Mr. Schmidt was moaning, “Oh, Lord,” then added a comment that seemed to show how much his time in Shanghai had influenced him: “We are only the lotus flowers in a pond, a shallow bloom. Our shallow roots grasp for water and air, and we drift in the tide of cruelty.”

Some people wailed; some dug into their pockets and began to rip their passports too. “Good riddance!” they cried out with tears in their eyes.

Ernest stared at the pile of scraps, his heart wrenched in pain. Without a passport, he was a ghost; without a passport, he couldn’t leave Shanghai.



He didn’t remember how he left the bakery. Walking toward the apartment where he had stayed for nearly two years, he came across a checkpoint near the Chinese district, where a Japanese sentry was hitting a long-robed Chinese man with a rifle stock. He shivered. A stateless man, he was a target that bullets, bayonets, and bombs could aim at. Even if he bled to death, the killer would claim no responsibility.

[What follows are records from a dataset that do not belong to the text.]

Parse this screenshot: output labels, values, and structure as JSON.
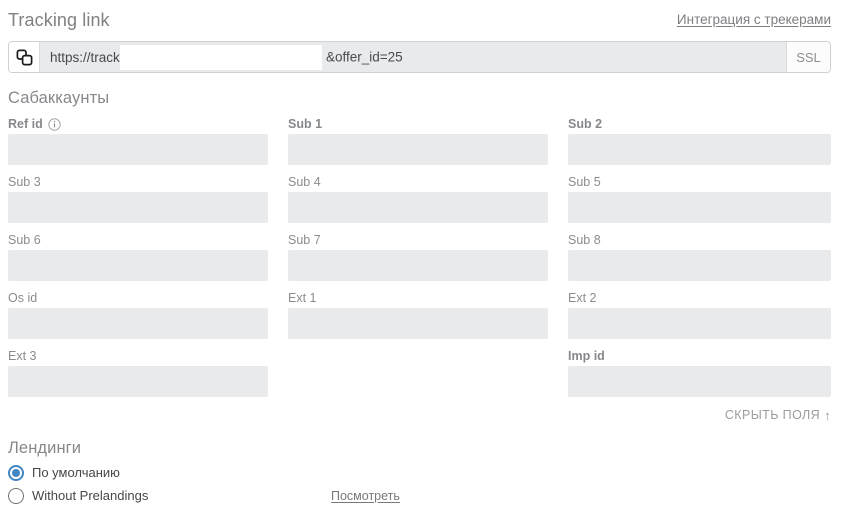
{
  "header": {
    "title": "Tracking link",
    "integration_link": "Интеграция с трекерами"
  },
  "tracking_link": {
    "copy_icon": "copy-icon",
    "url_prefix": "https://track.",
    "url_suffix": "&offer_id=25",
    "url_redacted": true,
    "ssl_label": "SSL"
  },
  "subaccounts": {
    "title": "Сабаккаунты",
    "hide_fields_label": "СКРЫТЬ ПОЛЯ",
    "hide_fields_arrow": "↑",
    "fields": [
      {
        "label": "Ref id",
        "value": "",
        "placeholder": "",
        "bold": true,
        "info_icon": "info-icon"
      },
      {
        "label": "Sub 1",
        "value": "",
        "placeholder": "",
        "bold": true
      },
      {
        "label": "Sub 2",
        "value": "",
        "placeholder": "",
        "bold": true
      },
      {
        "label": "Sub 3",
        "value": "",
        "placeholder": ""
      },
      {
        "label": "Sub 4",
        "value": "",
        "placeholder": ""
      },
      {
        "label": "Sub 5",
        "value": "",
        "placeholder": ""
      },
      {
        "label": "Sub 6",
        "value": "",
        "placeholder": ""
      },
      {
        "label": "Sub 7",
        "value": "",
        "placeholder": ""
      },
      {
        "label": "Sub 8",
        "value": "",
        "placeholder": ""
      },
      {
        "label": "Os id",
        "value": "",
        "placeholder": ""
      },
      {
        "label": "Ext 1",
        "value": "",
        "placeholder": ""
      },
      {
        "label": "Ext 2",
        "value": "",
        "placeholder": ""
      },
      {
        "label": "Ext 3",
        "value": "",
        "placeholder": ""
      },
      {
        "label": "",
        "value": null,
        "placeholder": "",
        "empty": true
      },
      {
        "label": "Imp id",
        "value": "",
        "placeholder": "",
        "bold": true
      }
    ]
  },
  "landings": {
    "title": "Лендинги",
    "options": [
      {
        "label": "По умолчанию",
        "selected": true
      },
      {
        "label": "Without Prelandings",
        "selected": false,
        "preview_label": "Посмотреть"
      }
    ]
  },
  "colors": {
    "accent": "#4285c5",
    "field_fill": "#e9eaec",
    "label_gray": "#86888b",
    "link_gray": "#7c7e81",
    "border": "#cfd2d5"
  }
}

The same fate would fall on Miriam. Poor Miriam. Had he known they would be stateless, he would have let her go with Mr. Blackstone. For his selfish reasons, he had kept her and had inadvertently destroyed her future.



In the next few days he rushed from one consulate to another. First the British consulate, which was closed due to lack of staff, then the American consulate inside the towering Development Building. He had never gone there before—America seemed so distant.